Emsal Mahkeme Kararı Bakırköy 7. Asliye Ticaret Mahkemesi 2019/949 E. 2020/704 K. 15.10.2020 T.

Görüntülediğiniz mahkeme kararı henüz kesinleşmemiştir. Yararlı olması amacıyla eklenmiştir.

T.C. BAKIRKÖY 7. ASLİYE TİCARET MAHKEMESİ

ESAS NO : 2019/949 Esas
KARAR NO : 2020/704

DAVA : İtirazın İptali (Hizmet Sözleşmesinden Kaynaklanan)
DAVA TARİHİ : 11/12/2019
KARAR TARİHİ : 14/10/2020
GEREKÇELİ KARARIN
YAZILDIĞI TARİH : 14/11/2020
Mahkememizde görülmekte olan davanın yapılan açık yargılaması sonunda,
GEREĞİ DÜŞÜNÜLDÜ:
Davacı vekili dilekçesinde özetle; taraflar arasında 14/11/2016 tarihli dağıtım anlaşması yapıldığı ve müvekkili şirketin ……. adlı dergilerin bayiler aracılığı ile satış hakkını tek yetkili olarak davalı şirkete verdiğini, taraflar arasında açık hesap ilişkisi olup, 2019 yılı içinde ödenmeyen faturalardan iadelerin düşülmesi neticesinde 44.278,86 TL bakiye alacak bulunduğunu, alacağının tahsili amacıyla davalı şirkete karşı Bakırköy ……. İcra Müdürlüğü’nün …… esas sayılı dosyasıyla icra takibi başlatıldığını, davalı-borçlunun dosya borcuna itirazı üzerine takibin durduğunu belirterek itirazın iptaline, takibin devamına davalının %20 icra inkâr tazminatına mahkûm edilmesine karar verilmesini talep ve dava etmiştir.

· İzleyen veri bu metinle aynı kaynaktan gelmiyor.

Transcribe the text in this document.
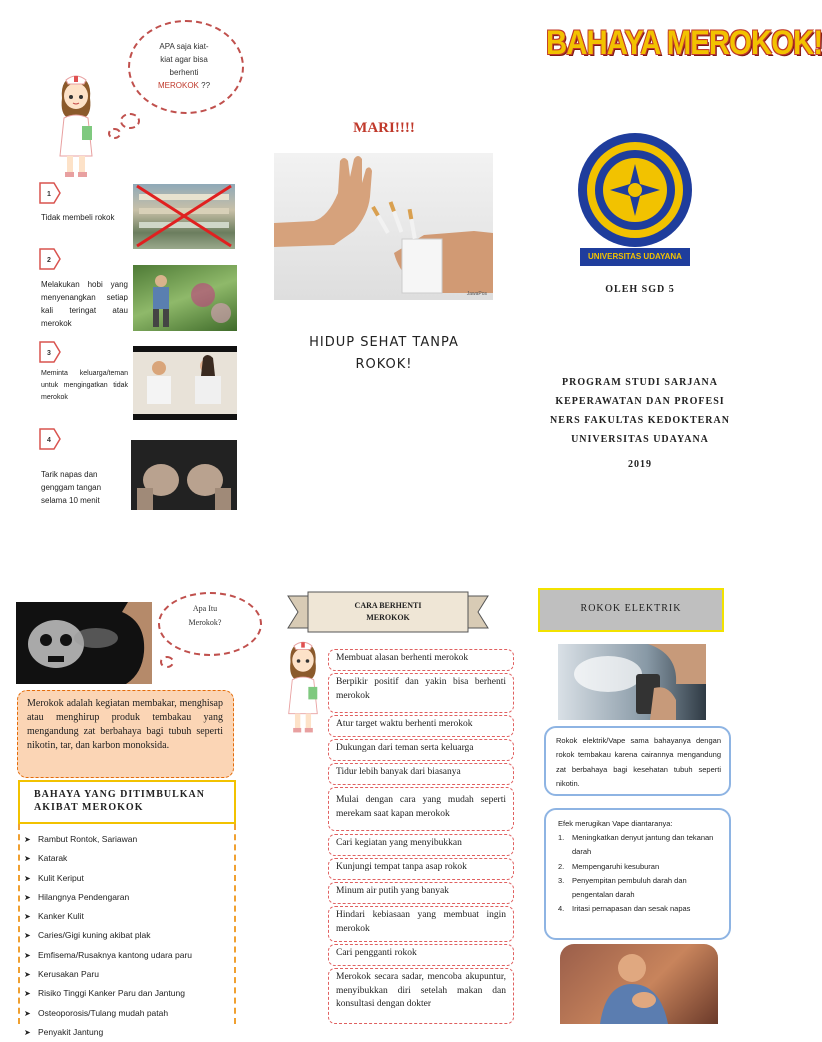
APA saja kiat-
kiat agar bisa
berhenti
MEROKOK ??
1
Tidak membeli rokok
2
Melakukan hobi yang menyenangkan setiap kali teringat atau merokok
3
Meminta keluarga/teman untuk mengingatkan tidak merokok
4
Tarik napas dan genggam tangan selama 10 menit
MARI!!!!
JawaPos
HIDUP SEHAT TANPA
ROKOK!
BAHAYA MEROKOK!
UNIVERSITAS UDAYANA
OLEH SGD 5
PROGRAM STUDI SARJANA
KEPERAWATAN DAN PROFESI
NERS FAKULTAS KEDOKTERAN
UNIVERSITAS UDAYANA
2019
Apa Itu
Merokok?
Merokok adalah kegiatan membakar, menghisap atau menghirup produk tembakau yang mengandung zat berbahaya bagi tubuh seperti nikotin, tar, dan karbon monoksida.
BAHAYA YANG DITIMBULKAN
AKIBAT MEROKOK
➤ Rambut Rontok, Sariawan
➤ Katarak
➤ Kulit Keriput
➤ Hilangnya Pendengaran
➤ Kanker Kulit
➤ Caries/Gigi kuning akibat plak
➤ Emfisema/Rusaknya kantong udara paru
➤ Kerusakan Paru
➤ Risiko Tinggi Kanker Paru dan Jantung
➤ Osteoporosis/Tulang mudah patah
➤ Penyakit Jantung
CARA BERHENTI
MEROKOK
Membuat alasan berhenti merokok
Berpikir positif dan yakin bisa berhenti merokok
Atur target waktu berhenti merokok
Dukungan dari teman serta keluarga
Tidur lebih banyak dari biasanya
Mulai dengan cara yang mudah seperti merekam saat kapan merokok
Cari kegiatan yang menyibukkan
Kunjungi tempat tanpa asap rokok
Minum air putih yang banyak
Hindari kebiasaan yang membuat ingin merokok
Cari pengganti rokok
Merokok secara sadar, mencoba akupuntur, menyibukkan diri setelah makan dan konsultasi dengan dokter
ROKOK ELEKTRIK
Rokok elektrik/Vape sama bahayanya dengan rokok tembakau karena cairannya mengandung zat berbahaya bagi kesehatan tubuh seperti nikotin.
Efek merugikan Vape diantaranya:
1.	Meningkatkan denyut jantung dan tekanan darah
2.	Mempengaruhi kesuburan
3.	Penyempitan pembuluh darah dan pengentalan darah
4.	Iritasi pernapasan dan sesak napas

Davalı vekili cevap dilekçesinde özetle; taraflar arasında cari hesap sözleşmesi olmadığını, davacının müvekkiline hiçbir hizmet vermediğini, buna rağmen fatura düzenlendiğini belirterek davanın reddini istemiştir.
Dava, davacının, faturaya dayalı bakiye cari hesap alacağının tahsili için davalı aleyhine giriştiği icra takibine vâki itirazın İİK’nun 67.maddesi gereğince iptali ile takibin devamına ve icra inkâr tazminatı istemine ilişkindir.

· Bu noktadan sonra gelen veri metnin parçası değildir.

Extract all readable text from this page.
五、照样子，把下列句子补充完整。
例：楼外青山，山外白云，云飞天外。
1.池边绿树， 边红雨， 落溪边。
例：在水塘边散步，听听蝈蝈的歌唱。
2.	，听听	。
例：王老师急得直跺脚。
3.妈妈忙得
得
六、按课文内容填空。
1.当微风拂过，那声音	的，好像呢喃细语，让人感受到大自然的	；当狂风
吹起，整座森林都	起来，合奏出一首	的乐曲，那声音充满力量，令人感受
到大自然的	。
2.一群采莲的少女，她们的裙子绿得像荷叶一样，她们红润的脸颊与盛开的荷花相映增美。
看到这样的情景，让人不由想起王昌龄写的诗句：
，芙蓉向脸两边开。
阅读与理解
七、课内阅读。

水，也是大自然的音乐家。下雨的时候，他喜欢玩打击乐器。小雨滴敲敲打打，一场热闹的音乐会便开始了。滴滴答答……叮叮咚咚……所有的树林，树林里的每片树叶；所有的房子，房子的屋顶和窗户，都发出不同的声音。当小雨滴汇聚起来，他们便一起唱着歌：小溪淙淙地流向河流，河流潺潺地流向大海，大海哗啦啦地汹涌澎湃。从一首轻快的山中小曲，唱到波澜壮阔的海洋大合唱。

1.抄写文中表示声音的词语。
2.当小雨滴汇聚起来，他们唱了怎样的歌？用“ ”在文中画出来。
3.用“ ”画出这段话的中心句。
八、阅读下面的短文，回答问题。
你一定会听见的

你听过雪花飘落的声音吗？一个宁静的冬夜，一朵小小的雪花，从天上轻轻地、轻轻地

Bakırköy ….. İcra Müdürlüğü’nün ……. esas sayılı takip dosyası incelendiğinde; davacı şirketin davalı aleyhinde dayanak 46.161,44 TL asıl alacak, 49,33 TL işlemiş faiz olmak üzere toplam 46.210,77 TL alacak ile asıl alacağa takip tarihinden itibaren avans faizi ile birlikte tahsili için faturaya dayalı olarak ilamsız icra takibine geçildiği, borçluya ödeme emrinin tebliği üzerine borçlunun süresinde, borca itiraz ederek takibin durmasına sebebiyet verdiği, İcra Müdürlüğü’nce takibin durdurulmasına karar verildiği, bu kararın alacaklıya tebliğ edilmediği, davanın yasal bir yıllık süre içerisinde açıldığı anlaşılmıştır.

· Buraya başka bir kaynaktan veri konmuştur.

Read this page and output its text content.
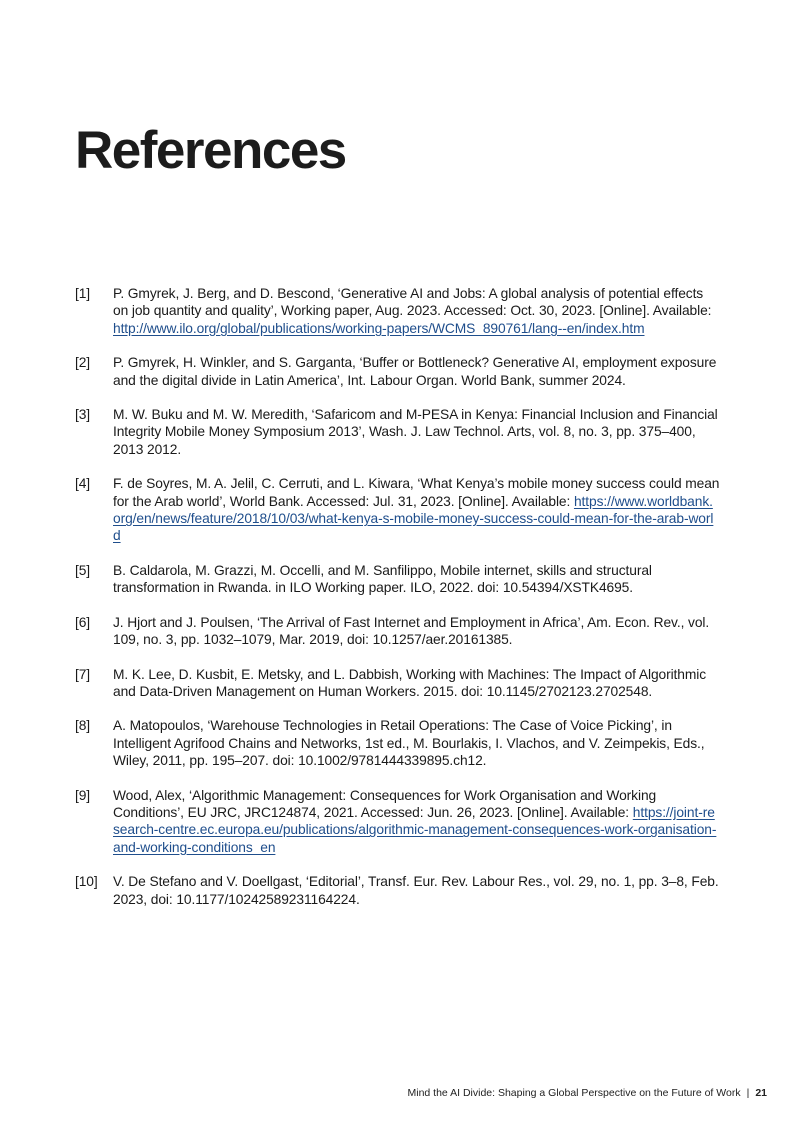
References
[1]	P. Gmyrek, J. Berg, and D. Bescond, ‘Generative AI and Jobs: A global analysis of potential effects on job quantity and quality’, Working paper, Aug. 2023. Accessed: Oct. 30, 2023. [Online]. Available: http://www.ilo.org/global/publications/working-papers/WCMS_890761/lang--en/index.htm
[2]	P. Gmyrek, H. Winkler, and S. Garganta, ‘Buffer or Bottleneck? Generative AI, employment exposure and the digital divide in Latin America’, Int. Labour Organ. World Bank, summer 2024.
[3]	M. W. Buku and M. W. Meredith, ‘Safaricom and M-PESA in Kenya: Financial Inclusion and Financial Integrity Mobile Money Symposium 2013’, Wash. J. Law Technol. Arts, vol. 8, no. 3, pp. 375–400, 2013 2012.
[4]	F. de Soyres, M. A. Jelil, C. Cerruti, and L. Kiwara, ‘What Kenya’s mobile money success could mean for the Arab world’, World Bank. Accessed: Jul. 31, 2023. [Online]. Available: https://www.worldbank.org/en/news/feature/2018/10/03/what-kenya-s-mobile-money-success-could-mean-for-the-arab-world
[5]	B. Caldarola, M. Grazzi, M. Occelli, and M. Sanfilippo, Mobile internet, skills and structural transformation in Rwanda. in ILO Working paper. ILO, 2022. doi: 10.54394/XSTK4695.
[6]	J. Hjort and J. Poulsen, ‘The Arrival of Fast Internet and Employment in Africa’, Am. Econ. Rev., vol. 109, no. 3, pp. 1032–1079, Mar. 2019, doi: 10.1257/aer.20161385.
[7]	M. K. Lee, D. Kusbit, E. Metsky, and L. Dabbish, Working with Machines: The Impact of Algorithmic and Data-Driven Management on Human Workers. 2015. doi: 10.1145/2702123.2702548.
[8]	A. Matopoulos, ‘Warehouse Technologies in Retail Operations: The Case of Voice Picking’, in Intelligent Agrifood Chains and Networks, 1st ed., M. Bourlakis, I. Vlachos, and V. Zeimpekis, Eds., Wiley, 2011, pp. 195–207. doi: 10.1002/9781444339895.ch12.
[9]	Wood, Alex, ‘Algorithmic Management: Consequences for Work Organisation and Working Conditions’, EU JRC, JRC124874, 2021. Accessed: Jun. 26, 2023. [Online]. Available: https://joint-research-centre.ec.europa.eu/publications/algorithmic-management-consequences-work-organisation-and-working-conditions_en
[10]	V. De Stefano and V. Doellgast, ‘Editorial’, Transf. Eur. Rev. Labour Res., vol. 29, no. 1, pp. 3–8, Feb. 2023, doi: 10.1177/10242589231164224.
Mind the AI Divide: Shaping a Global Perspective on the Future of Work | 21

Tarafların aktif ve pasif dava ehliyetleri denetlenip uyuşmazlık konuları re’sen belirlenerek taraflarca gösterilen deliller toplanmış ve konunun incelenmesinde uzmanlık gerektiren yönler olduğundan bilirkişi incelemesi yaptırılmak suretiyle dava sonuçlandırılmıştır.
Taraflar tacir olup delil olarak ticari defterlere dayanıldığından TTK’nun 83 ilâ 85 ve HMK’nun 222. maddeleri uyarınca tarafların ticari defter ve belgeleri üzerinde konusunda uzman bilirkişi marifetiyle bilirkişi incelemesi yapılmıştır.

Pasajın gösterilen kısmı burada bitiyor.